I may be giving in to hyperbole here, but it’s hard to think through all the trauma. The last three times I’ve been to grocery stores in town, a horrid scene has unfolded. Why, my heart writhes, just recounting it here.
Clerk: Hello, ma’am! How’s you’re day?
Grace: Peachy, thanks There’s no sign of the apocalypse today, so I can totally bake cookies tonight.
Clerk: Uh ok. Paper or plastic?
Clerk: Here’s your receipt and a Buddy coupon for the little one at home.
Grace: *screams, flails, runs*
The little one at home. THE LITTLE ONE AT HOME.
Kittens, people think I have a little one at home. What the fresh hell is happening in the world? Sure, when I turned 28, I joked about how it was all downhill from here, because of my depleting cellular renewal, but the operative word was joked. I didn’t actually think I’d go from being carded for pink wine to being offered free pacifiers overnight. The great grocery gods have moved me from one demographic to another and they must be punished.
Apparently, I look like a mom. Something about me—my hair, my makeup, my magic invisible scrunchie that only grocery clerks can see—screams that I am responsible for another human life. Damn it, I am not a mother. It’s not that I am against mothering, it’s just that I’m relishing these years of being decidedly un-mom. I can wear low cut tops, without fear of toddler hands! I drink on weeknights! I never clean up soggy Cheerios!
It’s the contents of my basket, isn’t it? It’s no secret that grocery clerks judge what comes by on the conveyor belt. Just ask any thirteen year-old girl, when she’s confronted with all male cashiers and a pressing tampon quest. Priyanka knows you’re judging her feminine product strength, Bryce, she’s not dumb. If I had to guess what purchase was causing this phenomenon, I’d go with fruit. In my college days of Pop Tarts and Gushers, no one ever assumed I was spawning, but throw a plumcot in there and you’re basically PTA president. Care just a little bit about your dietary health and—poof!—it’s all nappies and child leashes.

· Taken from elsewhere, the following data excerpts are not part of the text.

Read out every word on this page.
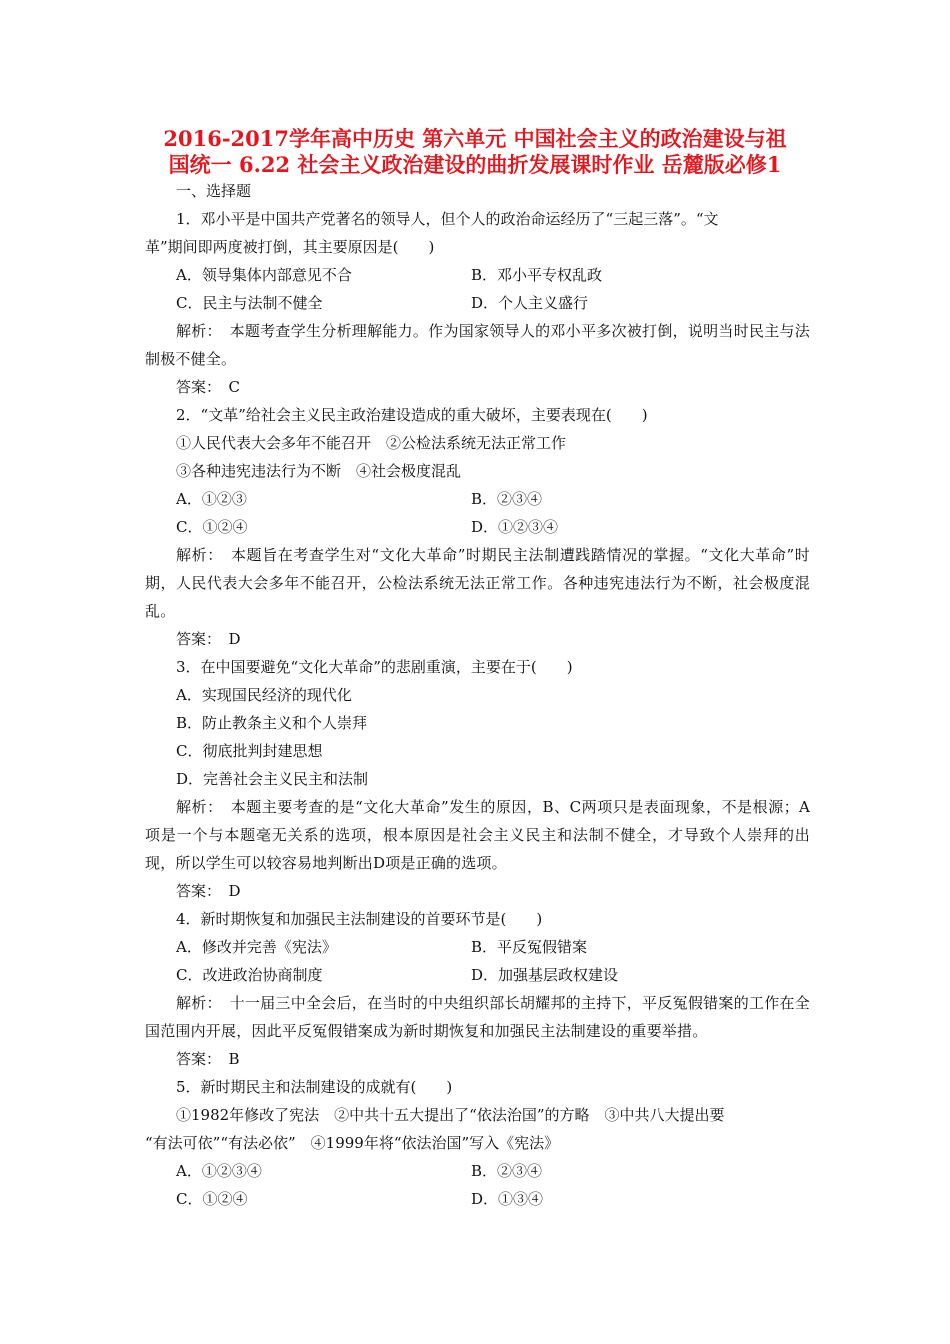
2016-2017学年高中历史 第六单元 中国社会主义的政治建设与祖
国统一 6.22 社会主义政治建设的曲折发展课时作业 岳麓版必修1
一、选择题
1．邓小平是中国共产党著名的领导人，但个人的政治命运经历了“三起三落”。“文
革”期间即两度被打倒，其主要原因是(　　)
A．领导集体内部意见不合	B．邓小平专权乱政
C．民主与法制不健全	D．个人主义盛行
解析：　本题考查学生分析理解能力。作为国家领导人的邓小平多次被打倒，说明当时民主与法制极不健全。
答案：　C
2．“文革”给社会主义民主政治建设造成的重大破坏，主要表现在(　　)
①人民代表大会多年不能召开　②公检法系统无法正常工作
③各种违宪违法行为不断　④社会极度混乱
A．①②③	B．②③④
C．①②④	D．①②③④
解析：　本题旨在考查学生对“文化大革命”时期民主法制遭践踏情况的掌握。“文化大革命”时期，人民代表大会多年不能召开，公检法系统无法正常工作。各种违宪违法行为不断，社会极度混乱。
答案：　D
3．在中国要避免“文化大革命”的悲剧重演，主要在于(　　)
A．实现国民经济的现代化
B．防止教条主义和个人崇拜
C．彻底批判封建思想
D．完善社会主义民主和法制
解析：　本题主要考查的是“文化大革命”发生的原因，B、C两项只是表面现象，不是根源；A项是一个与本题毫无关系的选项，根本原因是社会主义民主和法制不健全，才导致个人崇拜的出现，所以学生可以较容易地判断出D项是正确的选项。
答案：　D
4．新时期恢复和加强民主法制建设的首要环节是(　　)
A．修改并完善《宪法》	B．平反冤假错案
C．改进政治协商制度	D．加强基层政权建设
解析：　十一届三中全会后，在当时的中央组织部长胡耀邦的主持下，平反冤假错案的工作在全国范围内开展，因此平反冤假错案成为新时期恢复和加强民主法制建设的重要举措。
答案：　B
5．新时期民主和法制建设的成就有(　　)
①1982年修改了宪法　②中共十五大提出了“依法治国”的方略　③中共八大提出要
“有法可依”“有法必依”　④1999年将“依法治国”写入《宪法》
A．①②③④	B．②③④
C．①②④	D．①③④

World, let me have this moment, okay? Stop trying to force your expectations of child possession on me. Just because my hips are wide and made for baby making does not mean I am currently making babies! Not every late twenty-something has or even wants children, you know. Unless you see a child or child-specific items in a cart, it’s best to not mention les enfants. I could be child phobic for all you know! If you came into my office, I wouldn’t assume you’re on Viagra, just because you’re over the age of sixty-five. I’d give you the chance to proclaim your testosterone level. It’s common courtesy!
Sigh. I’m going to start wearing those low cut tops to the grocery store, in the hopes of ending this disturbing trend. Of course, then maybe they’ll just think I’m a trashy mom chasing her youth. That’s worse somehow, isn’t it?